In the coming weeks, Congress will cast an “up or down” vote on health care reform. Details on the final bill should be available soon, in the meantime check out the updated set of strategies, messages, and tools for passing meaningful reform on Families USA's Web site. The site also includes information on the President's proposal, which blends key features from the Senate-passed and House-passed bills.
For more information on this important beneficiary improvement, contact us.

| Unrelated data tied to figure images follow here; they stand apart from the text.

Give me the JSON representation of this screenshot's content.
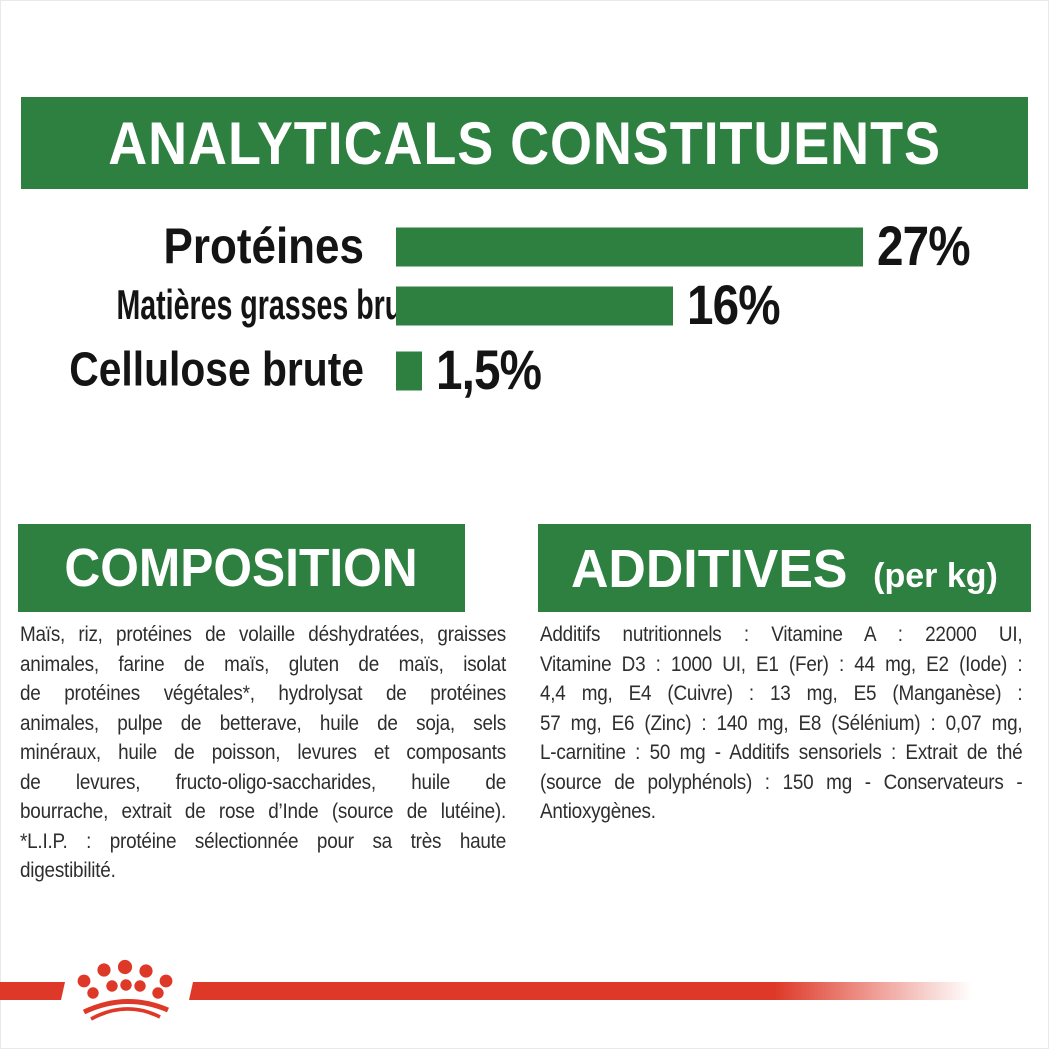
{
  "analyticals": {
    "title": "ANALYTICALS CONSTITUENTS"
  },
  "chart_data": {
    "type": "bar",
    "orientation": "horizontal",
    "title": "ANALYTICALS CONSTITUENTS",
    "categories": [
      "Protéines",
      "Matières grasses brutes",
      "Cellulose brute"
    ],
    "values": [
      27,
      16,
      1.5
    ],
    "value_labels": [
      "27%",
      "16%",
      "1,5%"
    ],
    "unit": "%",
    "xlim": [
      0,
      27
    ],
    "bar_color": "#2e8040",
    "value_label_position": "right-of-bar",
    "grid": false,
    "legend": false
  },
  "composition": {
    "heading": "COMPOSITION",
    "lines": [
      "Maïs, riz, protéines de volaille déshydratées, graisses",
      "animales, farine de maïs, gluten de maïs, isolat",
      "de protéines végétales*, hydrolysat de protéines",
      "animales, pulpe de betterave, huile de soja, sels",
      "minéraux, huile de poisson, levures et composants",
      "de levures, fructo-oligo-saccharides, huile de",
      "bourrache, extrait de rose d’Inde (source de lutéine).",
      "*L.I.P. : protéine sélectionnée pour sa très haute",
      "digestibilité."
    ]
  },
  "additives": {
    "heading": "ADDITIVES",
    "heading_suffix": "(per kg)",
    "lines": [
      "Additifs nutritionnels : Vitamine A : 22000 UI,",
      "Vitamine D3 : 1000 UI, E1 (Fer) : 44 mg, E2 (Iode) :",
      "4,4 mg, E4 (Cuivre) : 13 mg, E5 (Manganèse) :",
      "57 mg, E6 (Zinc) : 140 mg, E8 (Sélénium) : 0,07 mg,",
      "L-carnitine : 50 mg - Additifs sensoriels : Extrait de thé",
      "(source de polyphénols) : 150 mg - Conservateurs -",
      "Antioxygènes."
    ]
  },
  "footer": {
    "logo_icon": "royal-canin-crown-logo"
  },
  "colors": {
    "green": "#2e8040",
    "red": "#de3928",
    "text": "#2e2e2e",
    "heading_text": "#ffffff",
    "label_text": "#141414"
  }
}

Updates from the Social Security Administration
On March 2, HAP and other advocates met with the Social Security Administration (SSA) as part of our quarterly meetings at SSA headquarters to share and discuss the latest on the Medicare beneficiary experience, particularly for those beneficiaries on the low-income subsidy (LIS).
What's the latest?
- SSA would like the SHIP network to know that letters were sent in February to all previously denied LIS applicants, going back to 2006 when the LIS program first began. SHIP counselors may receive phone calls from these letter recipients requesting assistance. The letter advises beneficiaries that recent changes in the law may now make them eligible for Extra Help and possibly a Medicare Saving Program (MSP), so they should consider reapplying for LIS.
- SSA also asked that SHIPs and others working with beneficiaries discard any old LIS applications dated prior to January 1, 2010. Recent changes in law requires the SSA to find out whether LIS applicants would like their LIS application sent on to the state to see if they may be eligible for an MSP (see Question 15 on the LIS application). If SSA receives an old application, they must contact the beneficiary and ask them to complete a new application. This in turn delays the LIS application process, which as of now, SSA estimates is taking approximately 30 days. If SHIPs need new applications, they should call SSA at 1-800-772-1213 and request multiple copies.
In other exciting SSA news, the Social Security Administration recently announced that it has added 38 more conditions to its list of Compassionate Allowances. The list, which now includes early-onset Alzheimer's disease, allows SSA to expedite disability determinations for beneficiaries with any of these conditions. Individuals suffering from these conditions can now access Social Security and Supplemental Security Income disability benefits faster than they would through the customary two-year disability waiting period. SHIPs may begin to see more of these clients as they become eligible for Medicare.